Monday, May 12, 2008

Chino Latino is Puke

The first time I went to Chino Latino on Lyndale in Minneapolis, I was on a date. The waitress came over and asked if we had been there before. He had. I hadn't.

The waitress leaned in to begin her explanation. We expected that she would highlight some of the specials or unique characteristics of the food as most waitresses do for new customers. To my surprise, this Chino Latino waitress proceeded to give me a brief explanation of a menu. You read correctly. Not THE menu, but A menu. As in, "here are the appetizers, which you usually start your meal with. These are the main courses. The desserts are listed at the end." I'm pretty sure I was not wearing my "I'm an idiot. Treat me as such" badge that night.

But I was falling in love and happy to be anywhere with this man, so I brushed it off as waitresss silliness. We had a good laugh about it. I even chalked up the tables of white guys with Japanese-style head wraps dropping sake bombs as Karate-kid-fantasy-fulfillment. I was swooning so badly that I barely noticed that asian-latin fusion food was mediocre at best.

A few months later, after moving to the Twin Cities, I read this article about the restaurant. The fact that a restaurant serving Latin food was mistreating its Hispanic workers is so ironic that it almost becomes a cliche.

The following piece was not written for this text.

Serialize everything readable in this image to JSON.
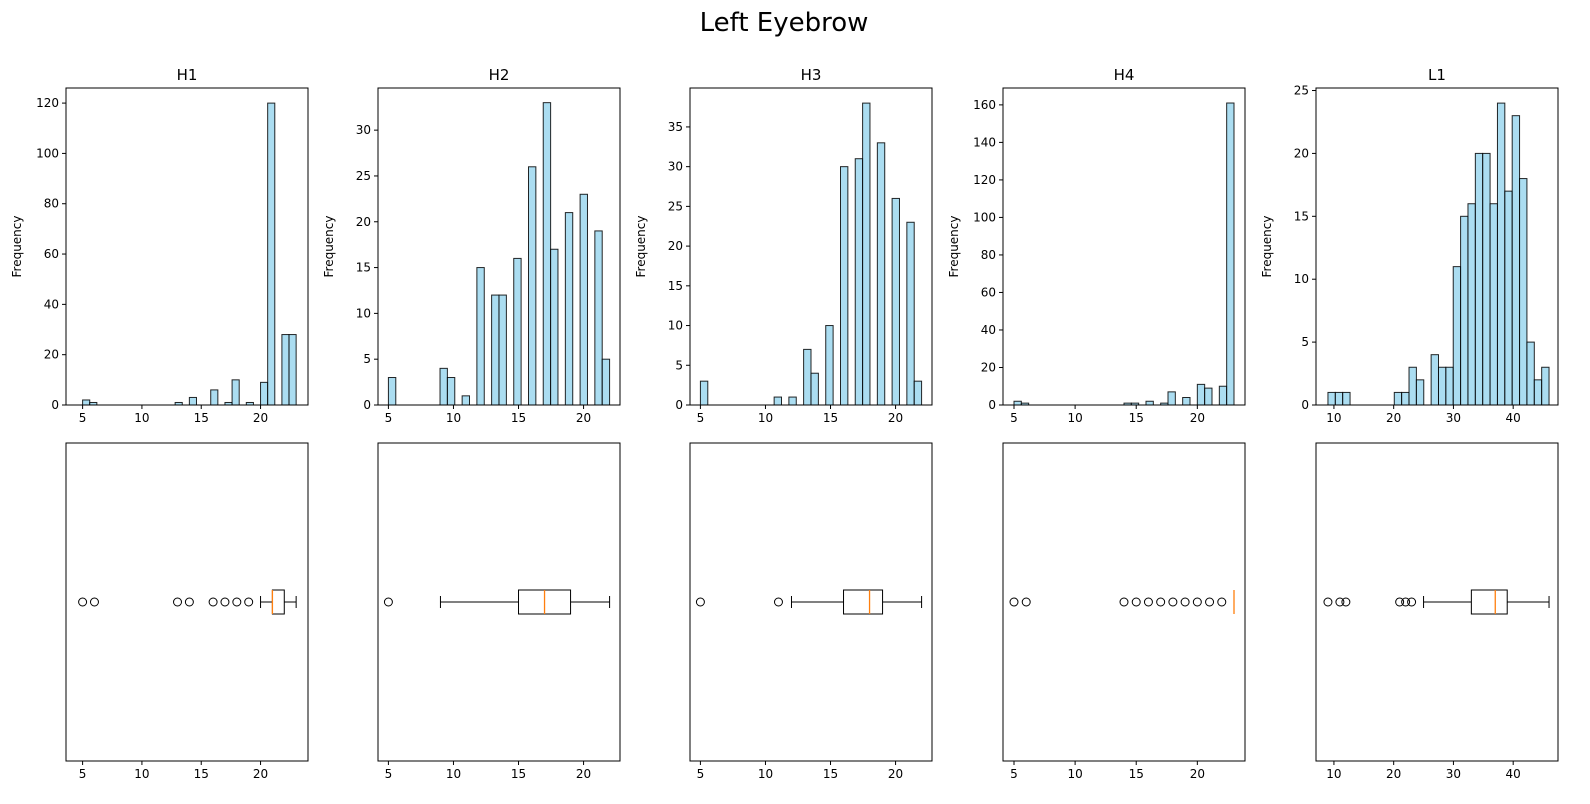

I had heard talk that Chino was known for its pushing-the-limits-of-good-taste-in-an-edgy-but-harmless-way billboards. The law suit brought against management seemed to indicate that Chino's offensiveness was more than billboard deep.

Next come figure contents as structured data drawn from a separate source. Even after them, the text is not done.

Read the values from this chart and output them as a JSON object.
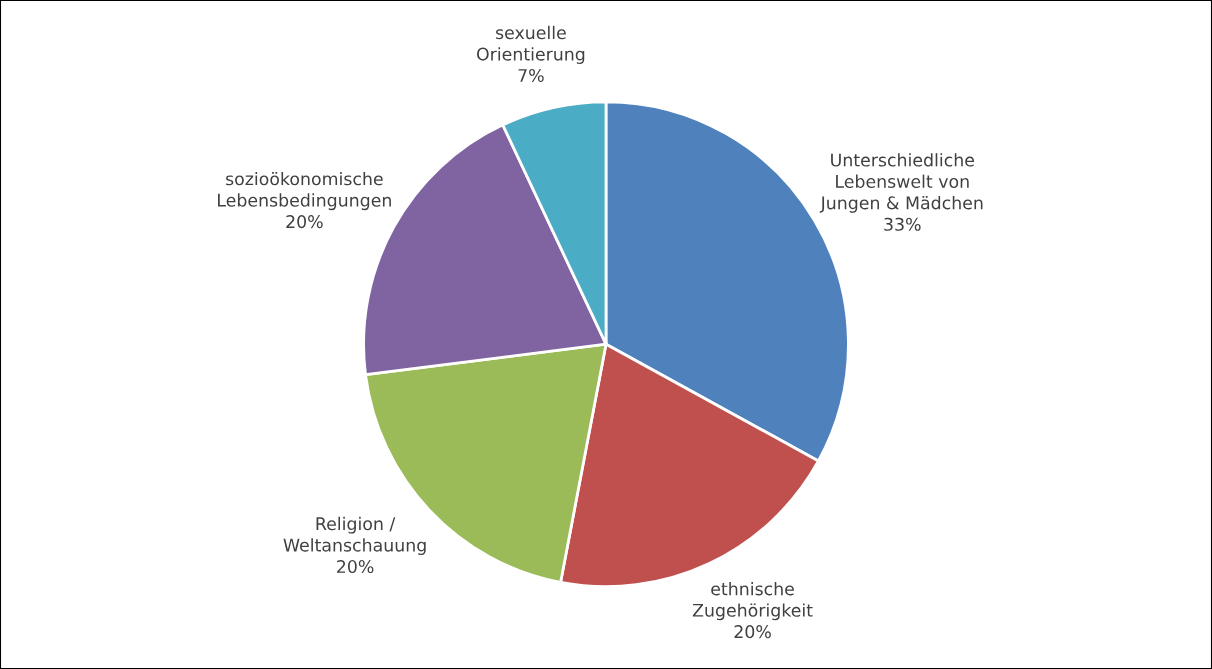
{
  "chart_data": {
    "type": "pie",
    "categories": [
      "Unterschiedliche\nLebenswelt von\nJungen & Mädchen",
      "ethnische\nZugehörigkeit",
      "Religion /\nWeltanschauung",
      "sozioökonomische\nLebensbedingungen",
      "sexuelle\nOrientierung"
    ],
    "values": [
      33,
      20,
      20,
      20,
      7
    ],
    "value_labels": [
      "33%",
      "20%",
      "20%",
      "20%",
      "7%"
    ],
    "colors": [
      "#4f81bd",
      "#c0504d",
      "#9bbb59",
      "#8064a2",
      "#4bacc6"
    ],
    "legend": false
  }
}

Last winter, I got to witness first-hand the mythical Chino billboard. It featured a slogan about going to the eatery to get "out of the $%*#! cold." But rather than "$%*#!", they had a series of Chinese characters. I wanted to take a pic and send it to a friend who reads Chinese, but by the time I got around to it, the billboard was changed to this one:


I'm glad that Rachel Hutton over at City Pages noticed it too and was equally turned off. Chino was never on the top of my list of places to go for food or drink, but now it's off altogether.

1 comment:

Lesley of Banana Pants Clothes said...

"the CEO once referred to billboard protesters as "bedwetting hippies."

Because, of course, it's just not OK to actually care about something unless you want to be grouped into a cultural stereotype.